I, and I think like many other women, have overdrawn from my psychic savings account. Always on the get-go, forcing myself to be in the winner's lane. The only thing on my mind was, "how do I succeed?". How do I succeed in this life? And the fear crept through me, like a deadly virus eating up my psyche. When I was trying more to be like them, and less like me.


Deep down, I knew something was far off. Deep down, I knew, I did not belong here, in this corporate world, where they teach you how to be a good servant of the system. I felt like I was drowning and I wanted to go back home. But where is home? And how do I get there? Back with my kin, back in the underworld, where she comes home at the end of the tale.

That´s where I wanted to be.


"Nothing makes the light, the wonder, the treasure stand out so well as in darkness." Pinkola (1992)

But I needed it to be so dark so that I could learn how to switch on the light again. Pinkola writes, that there are many ways to come back home.


"Many are mundane, some are divine. Rereading passages of books and single poems that have touched them. Spending even a few minutes near a river, a stream, a creek. Lying on the ground in dappled light. Being with a loved one. Sitting on the porch shelling something, knitting something, peeling something. Walking or driving for an hour, in any direction, then returning. Praying. A special friend. Sitting down by a window and writing. Sitting in a circle of trees. Beholding beauty, grace, the touching frailty of human beings."

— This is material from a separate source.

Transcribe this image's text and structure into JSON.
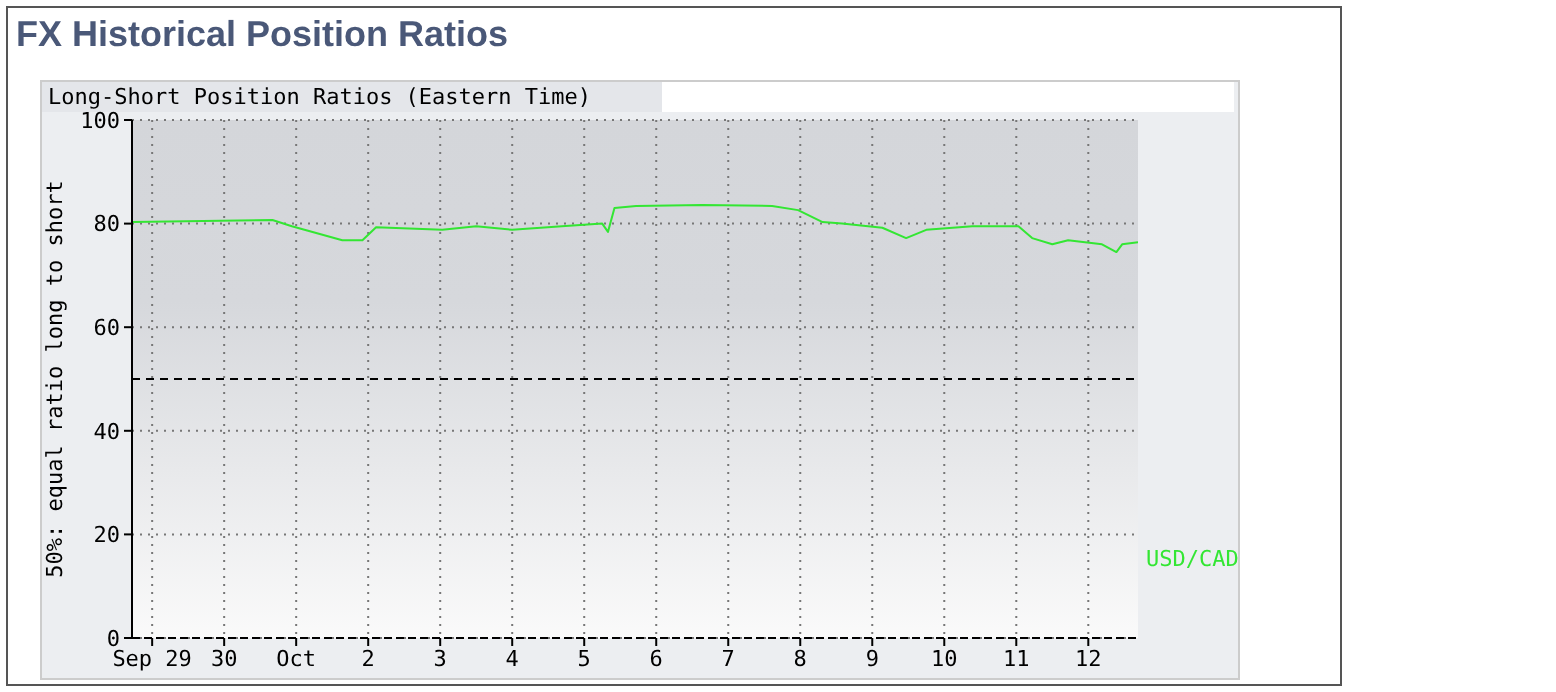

During my re-reading of this chapter, I decided to retailor my time and energy, so that it would nourish my creative fire again. So, that I come back to life again. So, that I can give from a cup overflowing, not leaking out. Traveling to the ocean, to the mountains,

photo: Sarah Olsonss


writing poetry, reading my favorite books, meditating, yoga, photography, filmmaking, and creating art. That is where I am home.


Even though my journey is different from all other women, we have these things in common. We sometimes forget, to come back home. Whatever that means to each and every single one of us. To take the time for ourselves and really go deep down inside, where the wild woman awaits. And she is singing our songs and hearing our prayers. For only there, our next steps can be revealed. Only there, we can come back home.